Speaking to Yahoo! Finance, the financial institution’s Director of Monetary and Capital Markets Tobias Adrian warned that there could be continued sell-offs or “runs” of cryptocurrency assets including stablecoins.
He noted that algorithmic stablecoins such as TerraUSD, which collapsed in May, have been hit hardest by sell-offs.
However, Adrian also warned that certain fiat-backed stablecoins could also experience the same problems.
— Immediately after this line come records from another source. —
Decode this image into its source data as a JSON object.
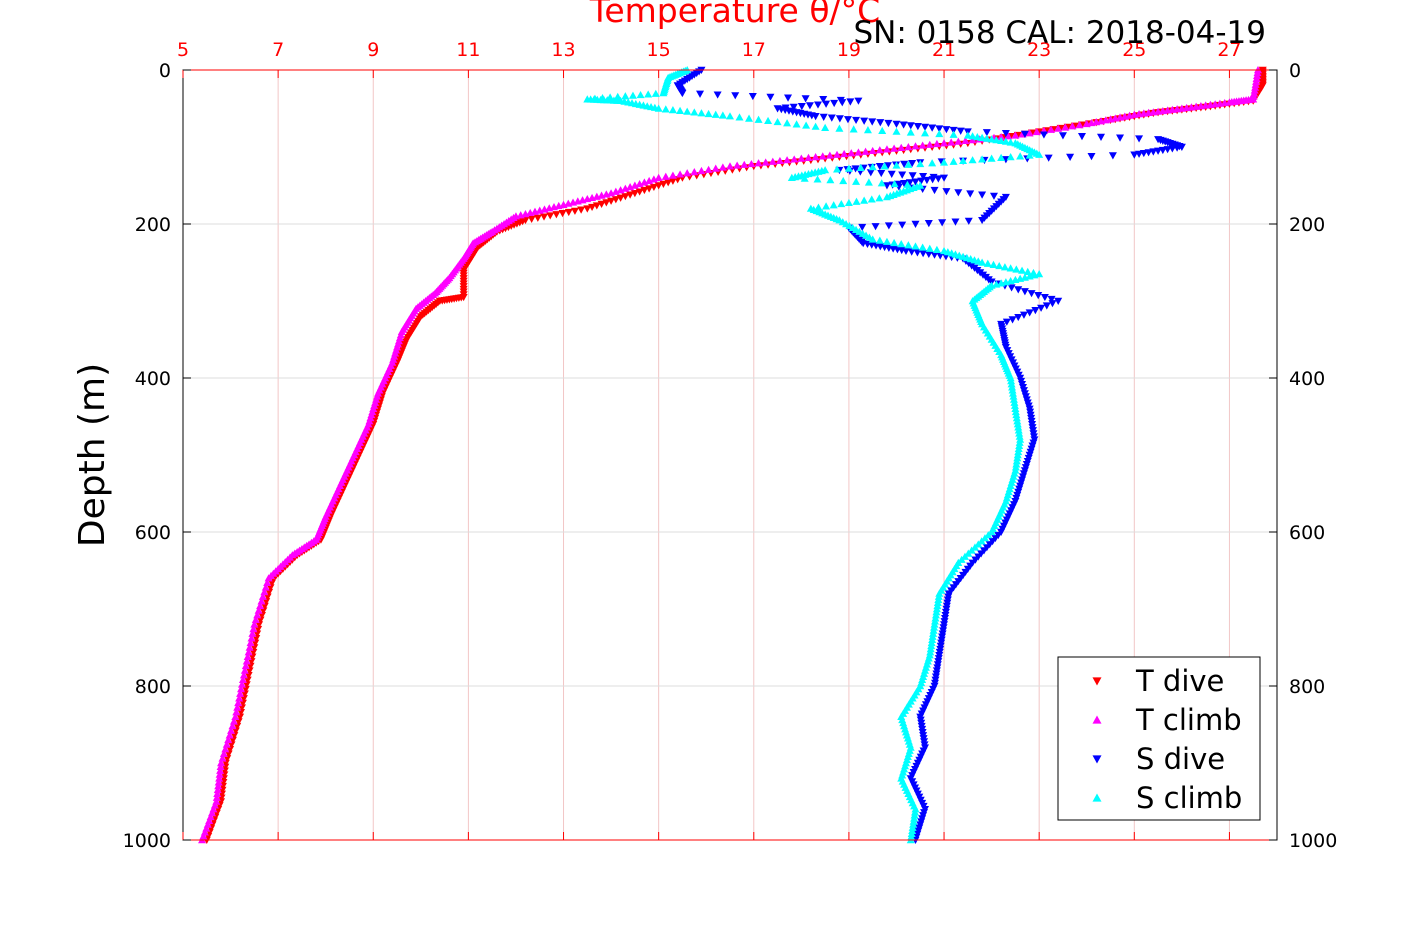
{
  "chart_data": {
    "type": "scatter",
    "title": "",
    "top_axis_label": "Temperature θ/°C",
    "annotation": "SN: 0158  CAL: 2018-04-19",
    "ylabel": "Depth (m)",
    "xlim": [
      5,
      28
    ],
    "ylim": [
      0,
      1000
    ],
    "y_reversed": true,
    "x_ticks": [
      "5",
      "7",
      "9",
      "11",
      "13",
      "15",
      "17",
      "19",
      "21",
      "23",
      "25",
      "27"
    ],
    "y_ticks": [
      "0",
      "200",
      "400",
      "600",
      "800",
      "1000"
    ],
    "grid": true,
    "legend_position": "bottom-right",
    "colors": {
      "top_axis": "#ff0000",
      "grid": "#dddddd"
    },
    "series": [
      {
        "name": "T dive",
        "marker": "triangle-down",
        "color": "#ff0000",
        "points": [
          [
            5.5,
            1000
          ],
          [
            5.8,
            950
          ],
          [
            5.9,
            900
          ],
          [
            6.2,
            840
          ],
          [
            6.4,
            780
          ],
          [
            6.6,
            720
          ],
          [
            6.9,
            660
          ],
          [
            7.4,
            630
          ],
          [
            7.9,
            610
          ],
          [
            8.1,
            580
          ],
          [
            8.4,
            540
          ],
          [
            8.7,
            500
          ],
          [
            9.0,
            460
          ],
          [
            9.2,
            420
          ],
          [
            9.5,
            380
          ],
          [
            9.7,
            350
          ],
          [
            10.0,
            320
          ],
          [
            10.4,
            300
          ],
          [
            10.9,
            295
          ],
          [
            10.9,
            260
          ],
          [
            11.2,
            230
          ],
          [
            11.6,
            210
          ],
          [
            12.2,
            195
          ],
          [
            13.5,
            180
          ],
          [
            14.5,
            160
          ],
          [
            15.5,
            140
          ],
          [
            17.0,
            125
          ],
          [
            18.5,
            115
          ],
          [
            20.0,
            105
          ],
          [
            21.5,
            95
          ],
          [
            23.0,
            80
          ],
          [
            24.5,
            65
          ],
          [
            25.5,
            55
          ],
          [
            26.5,
            48
          ],
          [
            27.5,
            40
          ],
          [
            27.7,
            20
          ],
          [
            27.7,
            0
          ]
        ]
      },
      {
        "name": "T climb",
        "marker": "triangle-up",
        "color": "#ff00ff",
        "points": [
          [
            5.4,
            1000
          ],
          [
            5.7,
            950
          ],
          [
            5.8,
            900
          ],
          [
            6.1,
            840
          ],
          [
            6.3,
            780
          ],
          [
            6.5,
            720
          ],
          [
            6.8,
            660
          ],
          [
            7.3,
            630
          ],
          [
            7.8,
            610
          ],
          [
            8.0,
            580
          ],
          [
            8.3,
            540
          ],
          [
            8.6,
            500
          ],
          [
            8.9,
            460
          ],
          [
            9.1,
            420
          ],
          [
            9.4,
            380
          ],
          [
            9.6,
            340
          ],
          [
            9.9,
            310
          ],
          [
            10.3,
            290
          ],
          [
            10.6,
            270
          ],
          [
            10.9,
            245
          ],
          [
            11.1,
            225
          ],
          [
            11.5,
            210
          ],
          [
            12.0,
            190
          ],
          [
            13.0,
            175
          ],
          [
            14.0,
            160
          ],
          [
            15.0,
            140
          ],
          [
            16.5,
            125
          ],
          [
            18.0,
            115
          ],
          [
            19.5,
            105
          ],
          [
            21.0,
            95
          ],
          [
            22.5,
            85
          ],
          [
            24.0,
            70
          ],
          [
            25.0,
            58
          ],
          [
            26.0,
            50
          ],
          [
            27.0,
            42
          ],
          [
            27.5,
            38
          ],
          [
            27.6,
            0
          ]
        ]
      },
      {
        "name": "S dive",
        "marker": "triangle-down",
        "color": "#0000ff",
        "points": [
          [
            20.4,
            1000
          ],
          [
            20.6,
            960
          ],
          [
            20.3,
            920
          ],
          [
            20.6,
            880
          ],
          [
            20.5,
            840
          ],
          [
            20.8,
            800
          ],
          [
            20.9,
            760
          ],
          [
            21.0,
            720
          ],
          [
            21.1,
            680
          ],
          [
            21.6,
            640
          ],
          [
            22.2,
            600
          ],
          [
            22.5,
            560
          ],
          [
            22.7,
            520
          ],
          [
            22.9,
            480
          ],
          [
            22.8,
            440
          ],
          [
            22.6,
            400
          ],
          [
            22.3,
            360
          ],
          [
            22.2,
            330
          ],
          [
            23.4,
            300
          ],
          [
            22.0,
            275
          ],
          [
            21.4,
            245
          ],
          [
            20.2,
            235
          ],
          [
            19.3,
            225
          ],
          [
            19.0,
            205
          ],
          [
            21.8,
            195
          ],
          [
            22.3,
            165
          ],
          [
            19.8,
            150
          ],
          [
            21.0,
            140
          ],
          [
            18.8,
            130
          ],
          [
            20.5,
            120
          ],
          [
            25.0,
            110
          ],
          [
            26.0,
            100
          ],
          [
            25.5,
            90
          ],
          [
            21.5,
            80
          ],
          [
            20.0,
            70
          ],
          [
            18.3,
            60
          ],
          [
            17.5,
            50
          ],
          [
            19.2,
            40
          ],
          [
            15.5,
            30
          ],
          [
            15.4,
            20
          ],
          [
            15.9,
            0
          ]
        ]
      },
      {
        "name": "S climb",
        "marker": "triangle-up",
        "color": "#00ffff",
        "points": [
          [
            20.3,
            1000
          ],
          [
            20.4,
            960
          ],
          [
            20.1,
            920
          ],
          [
            20.3,
            880
          ],
          [
            20.1,
            840
          ],
          [
            20.5,
            800
          ],
          [
            20.7,
            760
          ],
          [
            20.8,
            720
          ],
          [
            20.9,
            680
          ],
          [
            21.3,
            640
          ],
          [
            22.0,
            600
          ],
          [
            22.3,
            560
          ],
          [
            22.5,
            520
          ],
          [
            22.6,
            480
          ],
          [
            22.5,
            440
          ],
          [
            22.4,
            400
          ],
          [
            22.2,
            370
          ],
          [
            21.8,
            330
          ],
          [
            21.6,
            300
          ],
          [
            22.0,
            280
          ],
          [
            23.0,
            265
          ],
          [
            21.8,
            250
          ],
          [
            21.0,
            235
          ],
          [
            19.5,
            220
          ],
          [
            18.8,
            195
          ],
          [
            18.2,
            180
          ],
          [
            19.8,
            165
          ],
          [
            20.5,
            150
          ],
          [
            17.8,
            140
          ],
          [
            18.5,
            130
          ],
          [
            21.0,
            120
          ],
          [
            23.0,
            110
          ],
          [
            22.5,
            95
          ],
          [
            21.5,
            85
          ],
          [
            18.5,
            75
          ],
          [
            16.5,
            60
          ],
          [
            15.0,
            50
          ],
          [
            14.2,
            40
          ],
          [
            13.5,
            38
          ],
          [
            15.1,
            30
          ],
          [
            15.2,
            10
          ],
          [
            15.6,
            0
          ]
        ]
      }
    ]
  }
}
He said that those stablecoins are particularly vulnerable to runs if they are not backed one-to-one by fiat currency.
He added that those stablecoins are “backed by somewhat risky assets” and are “not fully backed by cash-like assets.”
His comments refer to Tether’s USDT stablecoin, which has consistently been criticized for its lack of transparency around its reserves. In fact, the IMF director’s comments were published on the same day that Tether issued a fresh denial that it has exposure to Chinese commercial paper.
Despite his concerns, Adrian noted that some stablecoins are fully backed by cash and are less vulnerable to bank run events. He did not specifically name which stablecoins fall in that category.
Adrian and the IMF noted that the effects of failed cryptocurrencies have not spilled over into mainstream finance. They noted that banks are not exposed to hidden assets through cryptocurrency in the same way that they were exposed to “shadow banks” during the 2008 financial crisis.
Though stablecoins may have little impact on the mainstream markets, they make up a substantial part of the crypto market. Tether (USDT) and USD Coin (USDC) now are among the largest crypto assets by volume and market cap.
USDT is the third largest cryptocurrency by market cap, boasting a supply of $65 billion. It was also the most traded asset over the past 24 hours, with a volume of $58 billion.
USDC, meanwhile, has a market cap of $55 billion and traded $8.2 billion in volume over the past day. It ranks fourth by both measures.
Disclosure: At the time of writing, the author of this piece owned BTC, ETH, and other cryptocurrencies.